Las palabras salían solas de la boca de Lucía. No podía parar. Su madre tenía lágrimas en los ojos, el labio le temblaba. Javier miraba su plato de sopa fría.
“¿Ya terminaste?” Su madre habló con una dureza inusual. “¿Qué he visto yo en la vida? Las borracheras de tu padre, sus golpes. Tú te ibas a casa de la vecina cuando llegaba borracho, asustada. Salíamos a la calle, paseando de noche hasta que se durmía. Le robaba dinero del bolsillo mientras dormía, decía que me lo habían quitado en la calle, y así te compraba zapatos o vestidos. No sabes nada…” Se detuvo y sollozó.
Lucía nunca la había visto así. Siempre callada, sumisa, con mirada asustadiza, evitaba las discusiones. Recordó cuando su padre le gritó una vez que solo servía para limpiarse los pies en ella. Y ahora defendía a ese Javier.
“Tenía que decírtelo. Treinta años callada.” Su madre respiró hondo. “Él es tu padre. Javier Martín es tu padre.”
“¿Qué?” Lucía retrocedió, apoyándose en la nevera. Miró alternativamente a Javier y a su madre.
“Sí. Nos queríamos desde el instituto. Luego él se fue a la mili. El pueblo es pequeño, todo se sabe. Le dije a mi madre que estaba embarazada. Gritó, me golpeó con una toalla. Después trajo a un chico de otro pueblo, supuestamente para arreglar la valla. Estaba de visita en casa de su abuela. Mi madre me dijo que no perdiera la oportunidad.”

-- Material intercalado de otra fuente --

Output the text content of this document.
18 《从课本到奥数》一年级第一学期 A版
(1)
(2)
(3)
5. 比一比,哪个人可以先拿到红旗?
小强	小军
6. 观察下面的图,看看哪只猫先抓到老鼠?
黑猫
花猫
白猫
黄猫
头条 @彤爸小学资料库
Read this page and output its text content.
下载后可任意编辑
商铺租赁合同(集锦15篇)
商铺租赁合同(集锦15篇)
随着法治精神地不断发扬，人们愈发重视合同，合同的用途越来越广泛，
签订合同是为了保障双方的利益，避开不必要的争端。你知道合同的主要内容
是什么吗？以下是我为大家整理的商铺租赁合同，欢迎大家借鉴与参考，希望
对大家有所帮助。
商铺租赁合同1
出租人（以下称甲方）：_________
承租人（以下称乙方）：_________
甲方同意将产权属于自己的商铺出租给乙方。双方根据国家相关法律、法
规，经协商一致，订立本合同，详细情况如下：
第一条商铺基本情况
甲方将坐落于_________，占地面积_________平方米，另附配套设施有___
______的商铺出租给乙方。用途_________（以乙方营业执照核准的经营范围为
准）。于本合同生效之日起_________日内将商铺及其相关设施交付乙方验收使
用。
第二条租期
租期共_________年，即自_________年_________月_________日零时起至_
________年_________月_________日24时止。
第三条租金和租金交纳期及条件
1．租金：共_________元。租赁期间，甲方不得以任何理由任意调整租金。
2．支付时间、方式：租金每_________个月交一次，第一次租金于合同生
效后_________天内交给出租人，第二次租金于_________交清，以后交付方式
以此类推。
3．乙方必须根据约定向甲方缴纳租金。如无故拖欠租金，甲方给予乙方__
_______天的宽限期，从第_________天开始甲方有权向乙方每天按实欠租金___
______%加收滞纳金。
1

Una noche, después del baile, me acompañó a casa. Mi madre salió y le dijo que no iba a salir conmigo y dejarme plantada. Mejor que se fuera. Pero él dijo que lo decía en serio. Así me casé con Sergio. Nos mudamos a la ciudad. Después nació Lucía. Yo no lo quería. Quizá sospechó que no eras su hija, por eso bebía y me pegaba. Le escribí a Javier en la mili, le dije que me casaba. No supo de ti.”
Iba poco al pueblo, avergonzada de mirar a Javier a los ojos. El verano pasado fui a casa de mi hermano, ¿te acuerdas? Entonces le vi. Luego vino él a verme. Dijo que no me culpaba, que entendía que no pude hacer otra cosa. Que solo me había querido a mí. Me iré con él, y dejaré el piso para ti. Basta ya de alquileres. Quiero pasar el resto de mi vida con Javier, enmendarlo. Solo tengo cuarenta y nueve años.”
Lucía escuchaba sin poder asimilar esa nueva verdad. Sí, su padre no había sido un santo. Pero era su padre, y muchas de sus compañeras ni eso tenían. Aceptar así, de repente, que tenía otro padre… Se levantó y salió al recibidor.
“¡Lucía!” gritó su madre desde la cocina.
“No. Déjala. Ya es mayor, sabrá qué hacer,” oyó la voz tranquila de Javier.
“Menudo protector,” pensó con rabia antes de cerrar la puerta de golpe.
Lucía caminó hacia casa mientras seguía nevando, rememorando. Una vez, ella y su madre habían huido de su padre borracho. También era invierno. Las luces de las ventanas le hacían pensar en hogares tranquilos, familias juntas viendo la tele.Lucía miró por la ventana de su casa, donde ahora brillaba una luz cálida, y supo que, gracias a su madre, por fin había encontrado el hogar que siempre había soñado.